Configuration Reference

ParameterTypeDefaultDescription
rate_limit.enabledboolfalseEnable rate limiting
rate_limit.max_messages_per_secondint0Steady-state rate (0 = unlimited)
rate_limit.burst_sizeintsame as rateBurst capacity above steady rate

How the Token Bucket Works

The token bucket starts full with burst_size tokens. Each message consumes one token. Tokens refill at max_messages_per_second rate. When the bucket is empty, the relay blocks until tokens are available.

Bucket capacity: burst_size = 10
Refill rate: max_messages_per_second = 5

Time 0s:   [■■■■■■■■■■] 10 tokens (full)
           → Send 10 messages instantly (burst)
Time 0s:   [          ]  0 tokens (empty)
           → Block until tokens refill
Time 1s:   [■■■■■     ]  5 tokens (refilled at 5/s)
           → Send 5 messages
Time 2s:   [■■■■■     ]  5 tokens
           ...

This means:

  • The first batch can send up to burst_size messages immediately
  • After the burst, throughput stabilizes at max_messages_per_second
  • Brief pauses allow tokens to accumulate for the next burst

Back-Pressure Propagation

When the rate limiter blocks, it creates a chain of back-pressure:

  1. Rate limiter blocks → Worker pauses before publishing
  2. Worker pauses → Source poll interval stretches
  3. Source poll stretches → Outbox rows stay in PostgreSQL longer
  4. Rows stay in DB → No data loss, messages wait safely in the transactional outbox

This is safe because the outbox is durable — messages persist in PostgreSQL until acknowledged. The rate limiter doesn't drop messages; it just slows the relay down.

Tuning Guidelines

For webhook/API sinks: Set max_messages_per_second at 80% of the API's documented rate limit. This leaves headroom for retries and other clients.
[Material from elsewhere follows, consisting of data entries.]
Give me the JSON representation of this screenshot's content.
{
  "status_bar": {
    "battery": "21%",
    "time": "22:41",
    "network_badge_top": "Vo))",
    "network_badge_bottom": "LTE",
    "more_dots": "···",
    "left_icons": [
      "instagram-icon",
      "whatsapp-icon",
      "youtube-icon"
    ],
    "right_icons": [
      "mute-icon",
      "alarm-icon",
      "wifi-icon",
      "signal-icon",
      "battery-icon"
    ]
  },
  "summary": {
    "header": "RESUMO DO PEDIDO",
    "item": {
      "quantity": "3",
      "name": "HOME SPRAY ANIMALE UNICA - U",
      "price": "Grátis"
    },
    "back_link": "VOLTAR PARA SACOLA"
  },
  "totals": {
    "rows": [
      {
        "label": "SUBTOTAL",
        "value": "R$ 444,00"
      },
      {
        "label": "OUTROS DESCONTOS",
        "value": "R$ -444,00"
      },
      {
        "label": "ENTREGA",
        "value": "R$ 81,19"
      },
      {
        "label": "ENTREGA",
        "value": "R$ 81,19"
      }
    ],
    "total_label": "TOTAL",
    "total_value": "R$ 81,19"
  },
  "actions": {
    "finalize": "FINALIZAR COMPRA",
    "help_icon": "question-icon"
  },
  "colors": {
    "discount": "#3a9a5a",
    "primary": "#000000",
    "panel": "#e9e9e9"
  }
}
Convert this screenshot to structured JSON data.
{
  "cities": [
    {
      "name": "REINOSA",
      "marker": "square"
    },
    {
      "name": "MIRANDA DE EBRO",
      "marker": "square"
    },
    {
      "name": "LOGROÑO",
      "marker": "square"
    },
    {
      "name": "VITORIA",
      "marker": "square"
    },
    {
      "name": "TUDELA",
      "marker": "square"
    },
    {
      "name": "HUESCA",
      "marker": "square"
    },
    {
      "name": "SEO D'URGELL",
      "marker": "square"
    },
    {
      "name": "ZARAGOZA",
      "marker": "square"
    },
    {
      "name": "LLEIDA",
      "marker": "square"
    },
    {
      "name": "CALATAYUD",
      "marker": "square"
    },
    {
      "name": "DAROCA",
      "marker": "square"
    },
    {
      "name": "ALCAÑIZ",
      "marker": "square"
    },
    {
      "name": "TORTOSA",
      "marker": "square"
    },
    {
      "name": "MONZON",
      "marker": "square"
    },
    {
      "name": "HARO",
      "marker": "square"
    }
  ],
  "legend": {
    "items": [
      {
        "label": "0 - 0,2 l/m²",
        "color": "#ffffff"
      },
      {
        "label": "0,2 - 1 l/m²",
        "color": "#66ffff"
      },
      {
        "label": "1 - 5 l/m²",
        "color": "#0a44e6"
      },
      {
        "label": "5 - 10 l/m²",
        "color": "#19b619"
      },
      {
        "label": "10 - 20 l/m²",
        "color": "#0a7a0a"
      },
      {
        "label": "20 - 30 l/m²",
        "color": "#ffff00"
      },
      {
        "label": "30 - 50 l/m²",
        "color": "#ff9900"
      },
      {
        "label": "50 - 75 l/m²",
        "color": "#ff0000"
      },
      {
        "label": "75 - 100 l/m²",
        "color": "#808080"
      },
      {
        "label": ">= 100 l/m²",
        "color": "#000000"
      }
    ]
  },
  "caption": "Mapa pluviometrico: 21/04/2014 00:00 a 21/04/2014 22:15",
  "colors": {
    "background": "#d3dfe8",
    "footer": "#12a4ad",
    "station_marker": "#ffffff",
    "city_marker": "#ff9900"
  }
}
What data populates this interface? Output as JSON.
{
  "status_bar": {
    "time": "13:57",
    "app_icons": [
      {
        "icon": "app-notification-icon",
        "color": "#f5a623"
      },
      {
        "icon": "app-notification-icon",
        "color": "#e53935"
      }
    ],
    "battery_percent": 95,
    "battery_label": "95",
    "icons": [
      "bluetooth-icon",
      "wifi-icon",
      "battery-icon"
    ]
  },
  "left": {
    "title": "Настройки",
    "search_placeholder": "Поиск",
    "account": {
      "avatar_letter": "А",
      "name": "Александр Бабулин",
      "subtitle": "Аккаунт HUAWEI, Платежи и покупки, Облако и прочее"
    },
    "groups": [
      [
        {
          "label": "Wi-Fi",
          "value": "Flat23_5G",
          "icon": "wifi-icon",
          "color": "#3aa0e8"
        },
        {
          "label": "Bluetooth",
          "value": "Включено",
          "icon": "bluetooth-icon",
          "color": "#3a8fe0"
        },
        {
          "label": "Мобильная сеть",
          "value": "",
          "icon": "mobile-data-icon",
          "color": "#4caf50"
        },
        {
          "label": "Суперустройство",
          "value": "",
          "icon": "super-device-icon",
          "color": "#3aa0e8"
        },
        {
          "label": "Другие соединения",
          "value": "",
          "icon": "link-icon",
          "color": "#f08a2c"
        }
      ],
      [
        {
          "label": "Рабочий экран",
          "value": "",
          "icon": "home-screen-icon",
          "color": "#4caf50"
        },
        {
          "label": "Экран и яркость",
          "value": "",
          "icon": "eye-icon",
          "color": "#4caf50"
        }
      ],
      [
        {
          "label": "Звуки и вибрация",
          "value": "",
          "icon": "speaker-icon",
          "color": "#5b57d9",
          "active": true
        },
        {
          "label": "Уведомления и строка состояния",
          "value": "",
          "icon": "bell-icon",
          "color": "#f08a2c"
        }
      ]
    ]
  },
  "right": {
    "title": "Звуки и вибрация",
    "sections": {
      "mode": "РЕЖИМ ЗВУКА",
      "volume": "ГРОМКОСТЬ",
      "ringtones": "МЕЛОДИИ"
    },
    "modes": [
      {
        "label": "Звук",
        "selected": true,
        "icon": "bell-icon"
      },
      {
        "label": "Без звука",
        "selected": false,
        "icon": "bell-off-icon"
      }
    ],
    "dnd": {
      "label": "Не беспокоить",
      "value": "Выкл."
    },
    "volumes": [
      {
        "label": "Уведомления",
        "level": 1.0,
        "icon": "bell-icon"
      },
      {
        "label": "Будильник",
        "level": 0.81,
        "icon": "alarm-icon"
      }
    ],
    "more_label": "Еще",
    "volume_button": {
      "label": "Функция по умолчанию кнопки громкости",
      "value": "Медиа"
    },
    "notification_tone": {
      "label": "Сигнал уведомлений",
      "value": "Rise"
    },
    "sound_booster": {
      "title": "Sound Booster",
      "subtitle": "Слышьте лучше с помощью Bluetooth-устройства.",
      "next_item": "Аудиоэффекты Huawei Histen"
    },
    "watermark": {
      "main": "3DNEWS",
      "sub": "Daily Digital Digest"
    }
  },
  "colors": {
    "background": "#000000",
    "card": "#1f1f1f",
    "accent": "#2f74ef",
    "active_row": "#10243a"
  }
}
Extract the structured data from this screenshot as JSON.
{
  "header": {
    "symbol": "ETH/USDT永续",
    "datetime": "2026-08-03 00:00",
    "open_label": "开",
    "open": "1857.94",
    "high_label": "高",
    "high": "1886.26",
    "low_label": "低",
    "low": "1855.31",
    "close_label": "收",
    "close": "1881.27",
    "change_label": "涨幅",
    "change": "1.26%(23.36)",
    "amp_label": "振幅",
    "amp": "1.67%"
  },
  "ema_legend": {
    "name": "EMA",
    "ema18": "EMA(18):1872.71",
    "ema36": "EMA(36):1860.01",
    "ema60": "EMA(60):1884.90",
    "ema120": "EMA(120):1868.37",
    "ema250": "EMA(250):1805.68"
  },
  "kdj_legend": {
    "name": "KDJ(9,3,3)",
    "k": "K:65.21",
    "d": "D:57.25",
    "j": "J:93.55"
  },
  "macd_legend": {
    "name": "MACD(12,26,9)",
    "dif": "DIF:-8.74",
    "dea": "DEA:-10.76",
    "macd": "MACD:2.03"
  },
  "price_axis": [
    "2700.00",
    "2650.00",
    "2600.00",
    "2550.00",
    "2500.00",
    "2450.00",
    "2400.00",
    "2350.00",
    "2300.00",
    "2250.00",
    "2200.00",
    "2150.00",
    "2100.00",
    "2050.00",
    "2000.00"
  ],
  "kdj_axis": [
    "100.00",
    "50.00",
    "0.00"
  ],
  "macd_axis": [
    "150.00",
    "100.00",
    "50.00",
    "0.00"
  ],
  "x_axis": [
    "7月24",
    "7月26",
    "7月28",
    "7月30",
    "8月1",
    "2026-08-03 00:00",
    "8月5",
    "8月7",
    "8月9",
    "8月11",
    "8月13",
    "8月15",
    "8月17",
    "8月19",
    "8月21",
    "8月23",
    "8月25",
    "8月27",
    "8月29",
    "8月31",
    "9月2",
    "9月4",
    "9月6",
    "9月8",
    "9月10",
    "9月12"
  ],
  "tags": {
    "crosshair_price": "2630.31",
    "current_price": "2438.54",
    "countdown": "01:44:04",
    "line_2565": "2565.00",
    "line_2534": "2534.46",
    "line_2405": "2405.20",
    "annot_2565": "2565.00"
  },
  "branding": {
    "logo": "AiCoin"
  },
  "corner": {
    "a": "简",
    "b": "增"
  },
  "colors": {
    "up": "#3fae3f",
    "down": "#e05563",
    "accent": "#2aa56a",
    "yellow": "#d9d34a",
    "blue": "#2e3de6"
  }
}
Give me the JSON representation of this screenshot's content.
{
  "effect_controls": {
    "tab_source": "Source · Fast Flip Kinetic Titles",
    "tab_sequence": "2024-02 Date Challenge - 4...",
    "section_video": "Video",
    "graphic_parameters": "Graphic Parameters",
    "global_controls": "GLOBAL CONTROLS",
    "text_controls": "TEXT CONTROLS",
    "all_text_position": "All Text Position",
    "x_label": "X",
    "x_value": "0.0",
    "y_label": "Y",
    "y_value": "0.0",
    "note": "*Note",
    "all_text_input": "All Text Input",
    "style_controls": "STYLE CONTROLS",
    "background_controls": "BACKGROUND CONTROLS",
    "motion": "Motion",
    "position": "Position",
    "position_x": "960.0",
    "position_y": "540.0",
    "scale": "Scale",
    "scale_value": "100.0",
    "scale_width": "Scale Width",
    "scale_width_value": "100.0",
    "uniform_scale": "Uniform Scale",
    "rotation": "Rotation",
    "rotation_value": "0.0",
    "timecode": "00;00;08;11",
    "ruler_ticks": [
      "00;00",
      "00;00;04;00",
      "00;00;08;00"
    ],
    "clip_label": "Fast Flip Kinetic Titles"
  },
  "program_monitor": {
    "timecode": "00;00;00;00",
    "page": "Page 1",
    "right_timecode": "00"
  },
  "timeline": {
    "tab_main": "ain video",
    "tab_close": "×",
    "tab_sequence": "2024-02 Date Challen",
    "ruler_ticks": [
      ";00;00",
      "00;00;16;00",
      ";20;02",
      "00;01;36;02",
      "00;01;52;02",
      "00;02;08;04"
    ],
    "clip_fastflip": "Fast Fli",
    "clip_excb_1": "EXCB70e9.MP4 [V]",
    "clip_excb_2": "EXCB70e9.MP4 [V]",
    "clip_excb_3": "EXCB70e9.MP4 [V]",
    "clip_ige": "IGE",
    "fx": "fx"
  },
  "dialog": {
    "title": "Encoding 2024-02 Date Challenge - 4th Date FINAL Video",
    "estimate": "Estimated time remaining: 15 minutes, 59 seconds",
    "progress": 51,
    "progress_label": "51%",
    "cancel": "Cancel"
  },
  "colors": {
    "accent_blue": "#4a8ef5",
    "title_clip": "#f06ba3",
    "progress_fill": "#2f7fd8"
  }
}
For streaming sinks (Kafka, NATS): Usually unnecessary — these systems handle high throughput natively. Only rate-limit if you're paying per-message or want to control network bandwidth.

For database sinks (ClickHouse, BigQuery): Set rate to keep bulk insert batches at a comfortable size. 100-1000 msg/s is typical for analytical databases.

Burst size: Set to your expected batch size. If default_batch_size is 100, a burst_size of 100-200 allows full batches to flow without blocking.